Over the past eight years, the project has enrolled more than 8,600 infants from populations of people predisposed to develop diabetes because of family history of the disease or other genetic determinants and those from the general population as well. Enrolled children will continue to be monitored until 15 years of age. Clinical samples are being collected from all the children and they and their families are asked to keep diaries of their diet, illnesses, allergies and other life experiences.
"Over a million samples from the predisposed children and controls have already been collected," said Petrosino.
Researchers from institutions around the world are looking at many of the collected samples and other elements impacting the children’s lives, but the part of the study at BCM will look specifically at the microbiome in these youngsters. The research at the CMMR will include over 18,000 samples, and the microbiome analyses will be compiled with results from other facets of the TEDDY study to provide a clearer picture of progression to type 1 diabetes.
"We are looking for microbial associations with disease onset at the organism and genetic levels," said Petrosino. "Finding a potential viral trigger would be the Holy Grail of this kind of work, as it could lead to a preventive intervention.
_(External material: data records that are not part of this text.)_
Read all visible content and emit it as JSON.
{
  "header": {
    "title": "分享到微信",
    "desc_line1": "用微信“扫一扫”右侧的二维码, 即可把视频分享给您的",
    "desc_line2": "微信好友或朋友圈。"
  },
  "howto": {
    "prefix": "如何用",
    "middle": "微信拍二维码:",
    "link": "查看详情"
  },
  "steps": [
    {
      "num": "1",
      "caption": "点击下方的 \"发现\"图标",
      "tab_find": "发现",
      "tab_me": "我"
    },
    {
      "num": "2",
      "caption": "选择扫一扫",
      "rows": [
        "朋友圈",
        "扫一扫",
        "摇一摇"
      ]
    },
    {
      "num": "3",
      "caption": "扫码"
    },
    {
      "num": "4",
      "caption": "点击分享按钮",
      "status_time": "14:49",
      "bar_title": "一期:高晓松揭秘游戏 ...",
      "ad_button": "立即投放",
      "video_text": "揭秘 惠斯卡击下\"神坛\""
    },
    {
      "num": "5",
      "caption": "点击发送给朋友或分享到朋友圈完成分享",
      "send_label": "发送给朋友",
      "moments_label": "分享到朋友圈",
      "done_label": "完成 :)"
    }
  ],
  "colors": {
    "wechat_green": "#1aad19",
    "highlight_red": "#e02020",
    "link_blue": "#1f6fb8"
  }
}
We also hope the data will help us to develop better diagnostic tools to monitor the progression to type 1 diabetics. Results from the systems biology approach TEDDY is following, that is, parallel studies in other ‘omics’—transcriptomics, metabolomics—fields as well as in the areas of immunology, toxicology, and epidemiology will hopefully reveal novel ways in which we can detect, treat, and perhaps prevent type 1 diabetes in the future."